Von Niklas Kleinwächter

Der Borkenkäfer bedroht Niedersachsens Wälder. Erst kam der Sturm, dann die Hitze – zusammen schufen sie beste Bedingungen für die Insekten. Denn ohne ausreichend Wasser konnten die von den Käfern bevorzugten Fichten kein Baumharz produzieren, mit dem sie sich sonst schützen. Der milde Winter setzte der Baumschädlingsplage noch die Krone auf, denn so überdauerten – aller Voraussicht nach – mehr Tiere als gewöhnlich den Jahreswechsel. Wenn die Förster nun keine Maßnahmen ergreifen, drohe eine Borkenkäfer-Plage, heißt es. Diese könnte nicht nur wirtschaftlich erheblichen Schaden verursachen, sondern auch eine ökologische Herausforderung darstellen. Waldbesitzer, Naturschutzverbände und Politik ringen nun um den richtigen Umgang mit dem Borkenkäfer.

Und die Zeit drängt, denn spätestens im April, wenn die Sonne länger scheint und die Temperaturen mehrere Tage am Stück über 17 Grad Celsius klettern, wird wohl die erste Generation der krabbelnden Tiere ausschwärmen. Bei den aktuellen Umweltbedingungen können in einem Jahr gut drei Borkenkäfer-Generationen das Licht der Welt erblicken. Das Wachstum der Population steigt dabei exponentiell: Auf jeden befallenen Baum in der ersten Generation kommen Schätzungen zufolge 25 in der zweiten, und schließlich 625 Bäume in der dritten Generation. Pro Baum tummeln sich locker 10.000 Jungtiere unter der Borke, wo die Muttertiere der Rindenbrüter Eier in eigens angelegte Gänge gelegt haben. Nach der Geburt fressen die Käfer das Bastgewebe des Baumes und töten ihn so ab.
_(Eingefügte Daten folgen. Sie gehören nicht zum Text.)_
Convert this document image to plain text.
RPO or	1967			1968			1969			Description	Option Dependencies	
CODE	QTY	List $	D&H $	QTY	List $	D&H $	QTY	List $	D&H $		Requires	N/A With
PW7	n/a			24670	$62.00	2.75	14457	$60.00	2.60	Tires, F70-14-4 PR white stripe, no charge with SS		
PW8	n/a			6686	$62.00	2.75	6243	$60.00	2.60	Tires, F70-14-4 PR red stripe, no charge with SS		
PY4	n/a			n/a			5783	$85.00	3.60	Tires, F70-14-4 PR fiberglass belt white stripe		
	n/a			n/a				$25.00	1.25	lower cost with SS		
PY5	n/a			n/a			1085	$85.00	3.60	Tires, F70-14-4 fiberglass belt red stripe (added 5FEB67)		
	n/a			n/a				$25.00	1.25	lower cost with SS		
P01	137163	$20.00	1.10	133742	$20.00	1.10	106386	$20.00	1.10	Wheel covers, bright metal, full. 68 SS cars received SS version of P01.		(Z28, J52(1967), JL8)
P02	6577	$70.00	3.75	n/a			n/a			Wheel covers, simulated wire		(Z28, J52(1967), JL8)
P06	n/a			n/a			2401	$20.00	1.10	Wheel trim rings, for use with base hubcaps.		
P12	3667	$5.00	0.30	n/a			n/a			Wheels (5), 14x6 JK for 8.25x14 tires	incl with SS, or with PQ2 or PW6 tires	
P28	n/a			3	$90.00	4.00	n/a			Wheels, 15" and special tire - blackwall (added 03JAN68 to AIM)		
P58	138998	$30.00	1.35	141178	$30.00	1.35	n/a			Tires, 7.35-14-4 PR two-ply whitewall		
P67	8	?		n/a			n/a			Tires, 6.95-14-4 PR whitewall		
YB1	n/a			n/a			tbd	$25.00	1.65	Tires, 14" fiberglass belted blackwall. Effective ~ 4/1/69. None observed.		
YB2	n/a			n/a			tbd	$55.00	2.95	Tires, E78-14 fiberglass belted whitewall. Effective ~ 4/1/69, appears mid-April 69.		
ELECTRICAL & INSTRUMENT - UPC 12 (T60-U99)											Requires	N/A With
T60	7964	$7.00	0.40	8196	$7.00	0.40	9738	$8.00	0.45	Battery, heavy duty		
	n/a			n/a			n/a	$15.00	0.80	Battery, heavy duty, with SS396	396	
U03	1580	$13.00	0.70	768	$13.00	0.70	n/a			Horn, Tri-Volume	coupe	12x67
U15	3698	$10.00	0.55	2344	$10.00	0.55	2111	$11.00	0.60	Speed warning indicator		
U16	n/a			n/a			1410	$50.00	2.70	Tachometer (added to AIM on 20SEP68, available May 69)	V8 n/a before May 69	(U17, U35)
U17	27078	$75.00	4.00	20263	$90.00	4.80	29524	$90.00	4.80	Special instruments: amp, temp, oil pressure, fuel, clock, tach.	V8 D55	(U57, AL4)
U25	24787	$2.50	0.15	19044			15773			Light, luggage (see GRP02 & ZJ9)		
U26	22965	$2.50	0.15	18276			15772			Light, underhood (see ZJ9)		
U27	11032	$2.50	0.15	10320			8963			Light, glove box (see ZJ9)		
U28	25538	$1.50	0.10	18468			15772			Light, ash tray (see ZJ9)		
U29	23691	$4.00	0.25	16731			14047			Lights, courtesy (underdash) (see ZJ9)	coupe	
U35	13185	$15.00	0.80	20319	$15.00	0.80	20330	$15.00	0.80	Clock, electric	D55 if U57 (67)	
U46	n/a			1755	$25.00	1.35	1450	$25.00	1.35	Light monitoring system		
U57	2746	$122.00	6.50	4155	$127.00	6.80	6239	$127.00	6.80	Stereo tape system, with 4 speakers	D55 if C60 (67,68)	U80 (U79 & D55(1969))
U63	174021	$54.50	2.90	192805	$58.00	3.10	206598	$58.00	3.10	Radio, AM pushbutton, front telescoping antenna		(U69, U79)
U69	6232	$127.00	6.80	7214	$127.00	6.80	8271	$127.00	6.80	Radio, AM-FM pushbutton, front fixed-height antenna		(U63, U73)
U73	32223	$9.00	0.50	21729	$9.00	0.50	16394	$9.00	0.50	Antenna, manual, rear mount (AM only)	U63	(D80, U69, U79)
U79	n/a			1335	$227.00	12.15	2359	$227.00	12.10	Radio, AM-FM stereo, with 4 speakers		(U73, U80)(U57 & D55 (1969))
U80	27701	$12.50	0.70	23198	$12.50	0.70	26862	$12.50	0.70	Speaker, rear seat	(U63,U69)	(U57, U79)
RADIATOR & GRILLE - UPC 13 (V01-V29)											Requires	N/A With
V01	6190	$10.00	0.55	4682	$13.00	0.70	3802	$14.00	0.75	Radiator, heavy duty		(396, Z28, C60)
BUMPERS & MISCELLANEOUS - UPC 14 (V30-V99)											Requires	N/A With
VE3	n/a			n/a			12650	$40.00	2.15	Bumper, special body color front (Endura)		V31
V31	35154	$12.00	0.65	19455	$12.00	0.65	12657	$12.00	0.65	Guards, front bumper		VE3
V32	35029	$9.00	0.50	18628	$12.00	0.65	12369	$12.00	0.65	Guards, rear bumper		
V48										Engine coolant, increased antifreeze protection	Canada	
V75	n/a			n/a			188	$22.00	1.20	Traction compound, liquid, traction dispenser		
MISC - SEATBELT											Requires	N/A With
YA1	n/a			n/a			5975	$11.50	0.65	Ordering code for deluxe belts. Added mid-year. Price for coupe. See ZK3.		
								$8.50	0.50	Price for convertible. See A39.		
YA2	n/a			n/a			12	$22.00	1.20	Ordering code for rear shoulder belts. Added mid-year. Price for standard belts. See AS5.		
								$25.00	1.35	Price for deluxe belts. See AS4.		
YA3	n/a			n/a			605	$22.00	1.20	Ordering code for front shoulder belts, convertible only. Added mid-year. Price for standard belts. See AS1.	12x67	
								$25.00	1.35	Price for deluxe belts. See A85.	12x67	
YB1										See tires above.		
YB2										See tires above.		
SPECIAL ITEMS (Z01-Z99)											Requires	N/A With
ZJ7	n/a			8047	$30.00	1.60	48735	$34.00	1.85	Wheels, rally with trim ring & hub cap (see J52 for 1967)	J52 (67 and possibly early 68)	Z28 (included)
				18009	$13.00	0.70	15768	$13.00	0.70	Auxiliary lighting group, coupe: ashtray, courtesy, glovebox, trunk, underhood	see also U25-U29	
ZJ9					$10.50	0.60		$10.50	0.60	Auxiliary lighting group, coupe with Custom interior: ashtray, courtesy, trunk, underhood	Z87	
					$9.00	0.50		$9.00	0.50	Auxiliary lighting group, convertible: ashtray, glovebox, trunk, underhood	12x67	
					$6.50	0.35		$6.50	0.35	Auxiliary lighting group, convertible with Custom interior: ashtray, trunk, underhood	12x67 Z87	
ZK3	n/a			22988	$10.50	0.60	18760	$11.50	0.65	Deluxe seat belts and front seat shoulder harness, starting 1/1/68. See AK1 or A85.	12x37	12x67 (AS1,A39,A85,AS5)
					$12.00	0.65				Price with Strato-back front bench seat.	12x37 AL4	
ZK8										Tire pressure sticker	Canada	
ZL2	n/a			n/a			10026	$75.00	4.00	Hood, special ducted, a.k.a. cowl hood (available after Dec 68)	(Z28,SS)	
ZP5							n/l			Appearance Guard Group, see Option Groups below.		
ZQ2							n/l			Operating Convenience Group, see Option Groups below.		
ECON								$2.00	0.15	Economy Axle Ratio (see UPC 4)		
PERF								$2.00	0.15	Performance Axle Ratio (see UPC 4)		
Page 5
Klein, aber oho: der Borkenkäfer – Foto: Jiri Prochazka

Das Verfahren, das nun in der Forstwirtschaft einsetzt, ist gut choreografiert und besteht aus vier Akten: Zunächst, Akt eins, begutachten die Forstwirte die Waldränder, wo der Borkenkäfer-Befall in der Regel beginnt. Ist ein befallener Baum ausgemacht, zweiter Akt, betritt der Harvester die Bühne: Mit diesem schweren Gerät wird der Baum umfasst, gefällt und automatisiert von Ästen und Rinde befreit. So nehmen die Forstwirte dem Borkenkäfer seine Brutstätte. Anschließend, Akt drei, werden die Hölzer chemisch begiftet, damit sie keine weiteren Käfer anlocken. „Würden wir ohne chemische Mittel an solche Herausforderungen herangehen, würden wir große Teile der Wälder verlieren“, sagt Constantin von Waldthausen, Betriebsleiter des Klosterkammerforstbetriebs und damit zuständig für 26.600 Hektar Wald in Niedersachsen.

Würden wir ohne chemische Mittel an solche Herausforderungen herangehen, würden wir große Teile der Wälder verlieren.

Auch im vierten und letzten Akt kommt Chemie zum Einsatz: In der Nähe des Waldes werden mit Insektengiften getränkte feine Netze über Dreibeinen aufgestellt. Pheromone locken die erste ausschwärmende Generation der Borkenkäfer an und eliminieren sie, bevor sie sich ausbreiten können. Andere Insektenarten sollen davon unberührt bleiben. Gelingt das Manöver, ist der Rest Schweigen – im Walde.

Per App gegen den Borkenkäfer

Dieses Verfahren wird in dieser Form von allen forstwirtschaftlichen Betrieben angewandt. 1,1 Millionen Hektar Wald gibt es in Niedersachsen. Etwas über die Hälfte davon ist in Privatbesitz, der Rest gehört Städten, Gemeinden, Kirchen oder der Klosterkammer. Neue Wege bei der Borkenkäferbekämpfung schlägt nun die Landwirtschaftskammer ein. Thomas Ahrenholz leitet dort die Task Force Waldschäden, die als Reaktion auf die verheerenden Stürme im vergangenen Jahr gegründet wurde. Aktuell lässt die Sondereinheit eine App entwickeln, um dem Borkenkäfer beizukommen.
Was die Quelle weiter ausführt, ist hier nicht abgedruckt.